Evaluation of HaCaT cell migration through a scratch wound assay with various concentrations of Er leaf extract and Er-AgNPs treatment for 0, 24, or 48 h using allantoin (15 µg/ml) as the positive control. (a) Representative images of cell migration into the free region with Er leaf extract. (b) Line graph illustrating the percentage of wound closure over time. (c) Representative images of cell migration into the free region after treatment with Er-AgNPs. (d) Line graph illustratings the percentage of wound closure at the indicated time points. The data are presented as means (n = 9) ± standard error of the means (SEM). Statistical significance was determined by 2-way ANOVA; ** p < 0.005, and **** p < 0.0001 for comparisons between treated and untreated controls.

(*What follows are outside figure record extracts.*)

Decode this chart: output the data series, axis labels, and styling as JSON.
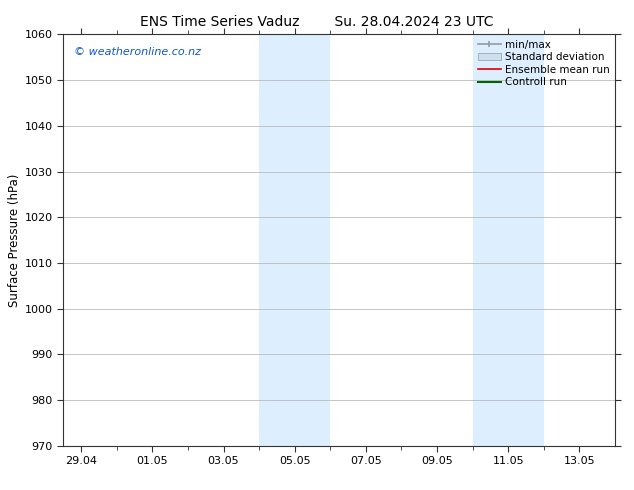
{
  "title_left": "ENS Time Series Vaduz",
  "title_right": "Su. 28.04.2024 23 UTC",
  "ylabel": "Surface Pressure (hPa)",
  "ylim": [
    970,
    1060
  ],
  "yticks": [
    970,
    980,
    990,
    1000,
    1010,
    1020,
    1030,
    1040,
    1050,
    1060
  ],
  "xtick_labels": [
    "29.04",
    "01.05",
    "03.05",
    "05.05",
    "07.05",
    "09.05",
    "11.05",
    "13.05"
  ],
  "xtick_positions": [
    0,
    2,
    4,
    6,
    8,
    10,
    12,
    14
  ],
  "x_minor_positions": [
    1,
    3,
    5,
    7,
    9,
    11,
    13
  ],
  "xlim": [
    -0.5,
    15.0
  ],
  "watermark": "© weatheronline.co.nz",
  "watermark_color": "#1155cc",
  "bg_color": "#ffffff",
  "plot_bg_color": "#ffffff",
  "shaded_regions": [
    {
      "x_start": 5.0,
      "x_end": 6.0,
      "color": "#ddeeff"
    },
    {
      "x_start": 6.0,
      "x_end": 7.0,
      "color": "#ddeeff"
    },
    {
      "x_start": 11.0,
      "x_end": 12.0,
      "color": "#ddeeff"
    },
    {
      "x_start": 12.0,
      "x_end": 13.0,
      "color": "#ddeeff"
    }
  ],
  "legend_items": [
    {
      "label": "min/max",
      "color": "#999999",
      "lw": 1.2,
      "ls": "-",
      "type": "line_with_markers"
    },
    {
      "label": "Standard deviation",
      "color": "#cce0f0",
      "lw": 8,
      "ls": "-",
      "type": "band"
    },
    {
      "label": "Ensemble mean run",
      "color": "#dd0000",
      "lw": 1.2,
      "ls": "-",
      "type": "line"
    },
    {
      "label": "Controll run",
      "color": "#006600",
      "lw": 1.5,
      "ls": "-",
      "type": "line"
    }
  ],
  "title_fontsize": 10,
  "tick_fontsize": 8,
  "label_fontsize": 8.5,
  "watermark_fontsize": 8,
  "legend_fontsize": 7.5,
  "grid_color": "#bbbbbb",
  "spine_color": "#333333",
  "tick_color": "#333333"
}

This work provides a strong foundation for the biomedical application of Er-AgNPs by demonstrating their anti-inflammatory activity, cytotoxicity, and potential to accelerate wound closure in human fibroblasts and keratinocytes. The use of two relevant skin cell lines (KMST-6 and HaCaT), along with direct comparisons to the plant extract and allantoin, strengthens the translational value of the in vitro results. However, this study is limited by the lack of mechanistic insights and in vivo validation, as all assessments were conducted in vitro. Although the scratch assay and cytotoxicity studies provide important preliminary data, they do not capture the full complexity of the wound healing process in living organisms. Mechanistic evaluations, such as the use of lipopolysaccharide-induced chronic inflammation models, measurement of inflammatory cytokines, and analysis of gene or protein expression related to re-epithelialization and angiogenesis, were not conducted. Furthermore, the absence of in vivo testing restricts the ability to fully assess the biocompatibility, pharmacodynamics, and therapeutic efficacy of the Er leaf aqueous extract and its AgNPs in a physiological setting.

Conclusion

The Er leaf aqueous extract exhibited stronger anti-inflammatory activity than the Er-AgNPs. While the Er extract did not affect KMST-6 cell viability, Er-AgNPs promoted cell proliferation at concentrations ≤ 6.25 µg/ml, but induced dose-dependent cytotoxicity at higher concentrations. In HaCaT cells, both the Er extract and Er-AgNPs were non-toxic at concentrations below 25 µg/ml. Notably, Er-AgNPs significantly enhanced cell proliferation and migration by accelerating the wound closure when compared to the Er extract in both cell lines. These findings highlighted the promising biomedical potential of combining traditional herbal medicine with green nanotechnology for the development of innovative, sustainable, and effective wound care therapies. Future studies should focus on elucidating the underlying mechanistic pathways, in vivo validation, long-term stability, and in-depth toxicity of the Er-AgNPs, which will be essential for advancing towards clinical application in regenerative medicine and wound care.